The Personal Unconscious and Complexes
The collective unconscious is most likely supposed to be the TV World, but there’s really nothing exciting to say about that aside from “look, the two are similar!” The personal unconscious is a lot more interesting to discuss in the arena of Persona 4. The personal unconscious is said to be made up of one’s perceptions, thoughts and feelings. Every experience you’ve had is stored here, and usually stays in a dormant state unless the memory is specifically retrieved. The key point about the personal unconscious that is related to persona is the idea of complexes, which reside in the personal unconscious. Basically, a sort of trauma or misconstrewn concept about something.
It’s specifically stated in the game with ‘complex’ in bold text that Kanji has a complex about trying to be masculine. This complex represents the dungeon that is created when each person is thrown into the TV. Continuing to use Kanji as an example, because he has a complex about being called ‘gay’ for showing his feminine interests, his dungeon is a flamboyant sauna. His complex is so powerful that it has overtaken his personal unconscious and changes the way he thinks about everything, without him realizing it. His dungeon is a direct manifestation of whatever complex he has – and the same can be said for the other characters. Jung states that the complex “appears to be an autonomous development intruding upon consciousness.” meaning that this irrational way of seeing the world can actually act as if it were a totally different person. Sounds a bit like a shadow, doesn’t it? Complexes create shadows.

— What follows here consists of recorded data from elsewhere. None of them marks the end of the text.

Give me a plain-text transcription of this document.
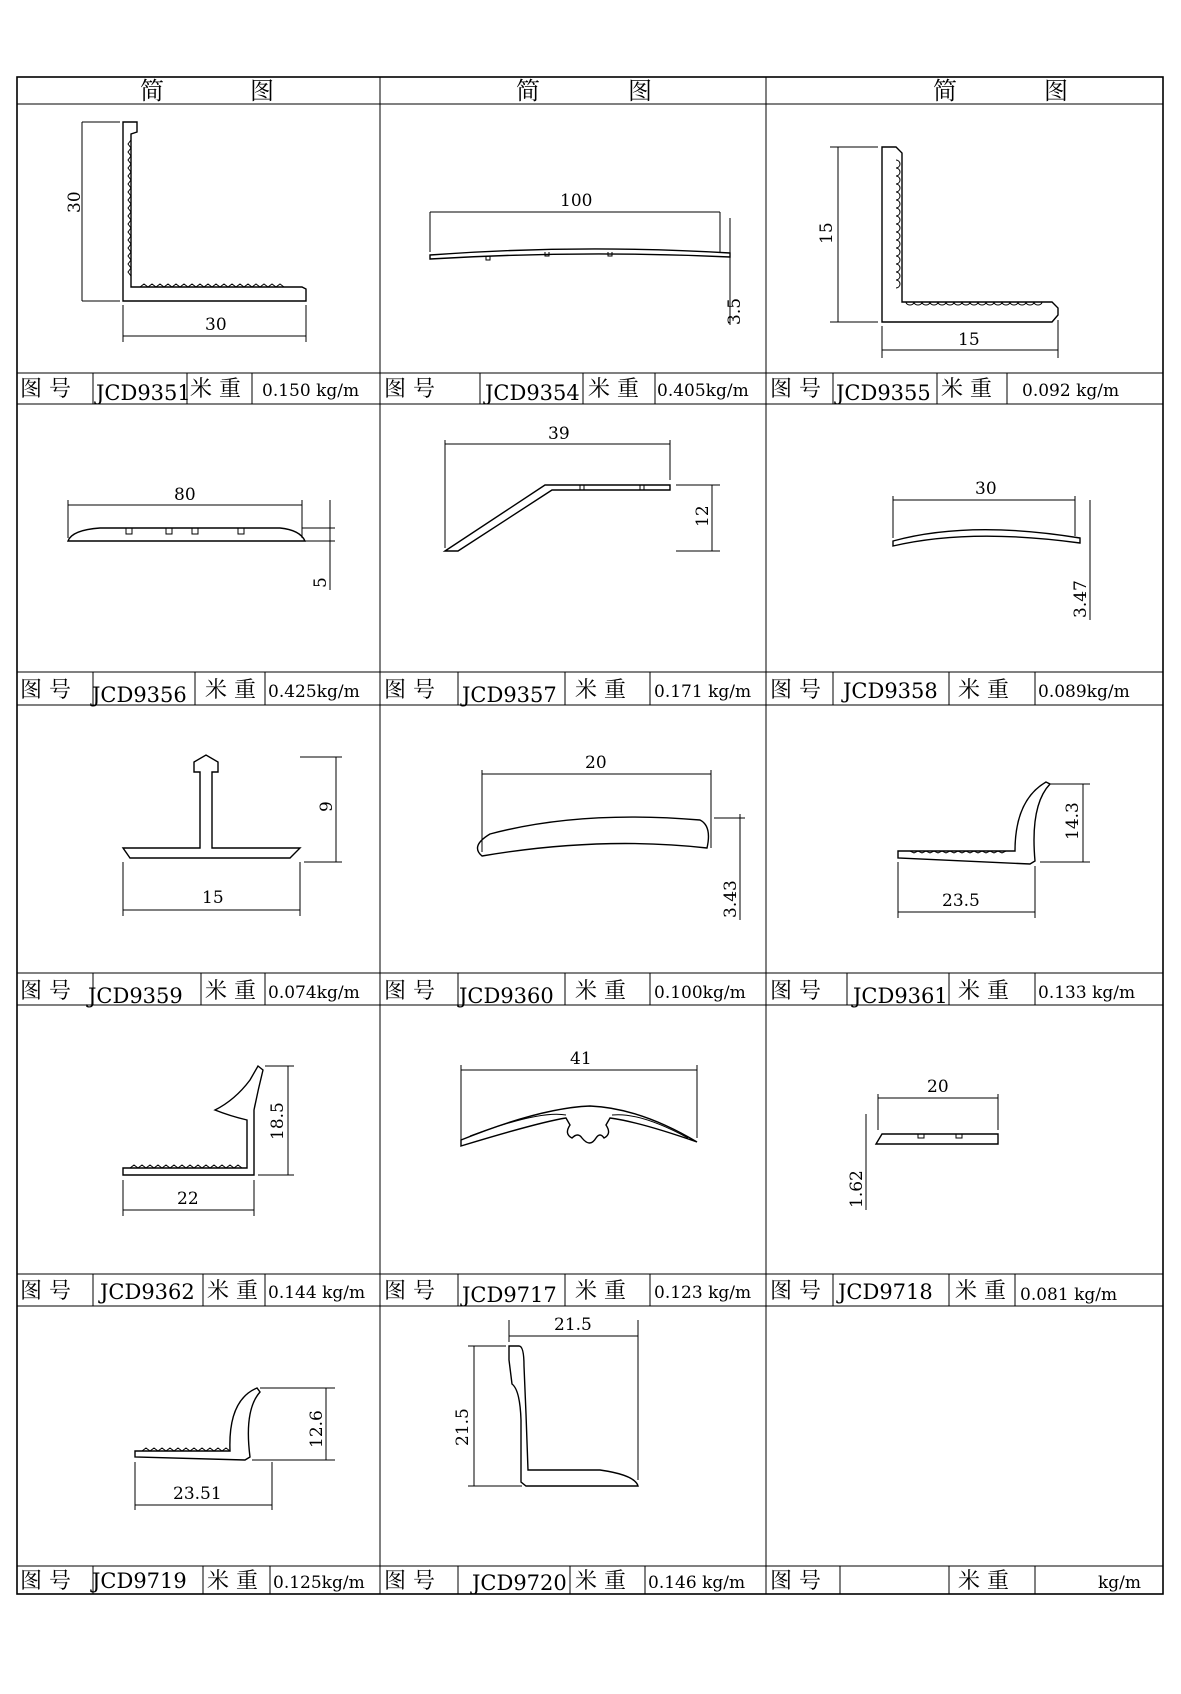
简	图	简	图	简	图
图 号 JCD9351 米 重 0.150 kg/m 图 号 JCD9354 米 重 0.405kg/m 图 号 JCD9355 米 重 0.092 kg/m
图 号 JCD9356 米 重 0.425kg/m 图 号 JCD9357 米 重 0.171 kg/m 图 号 JCD9358 米 重 0.089kg/m
图 号 JCD9359 米 重 0.074kg/m 图 号 JCD9360 米 重 0.100kg/m 图 号 JCD9361 米 重 0.133 kg/m
图 号 JCD9362 米 重 0.144 kg/m 图 号 JCD9717 米 重 0.123 kg/m 图 号 JCD9718 米 重 0.081 kg/m
图 号 JCD9719 米 重 0.125kg/m 图 号 JCD9720 米 重 0.146 kg/m 图 号	米 重	kg/m
30
30
100
3.5
15
15
80
5
39
12
30
3.47
9
15
20
3.43
14.3
23.5
18.5
22
41
20
1.62
12.6
23.51
21.5
21.5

As a neuroscience student, I do have to take the odd psychology course here and there, so of course I nearly squawked (yes, squawked) when we started talking about the persona and shadows in class. It was perfect. I knew I had to write about it in that exact moment! Combining what you learn in school and anime is a surprisingly great way to learn, as well. I won’t be forgetting good old Jung for quite a while. Furthermore, looking at the Persona 4 franchise from this angle can reveal some interesting little gems. Hopefully you feel the same after reading this. :3 So, I guess this is the part where I ask what you think, because just reading my own opinion is boring. Do you agree (or disagree) with my connections? Did you make any further connections or revelations that I missed? Anything else to say about good old JungJung? Let it all out!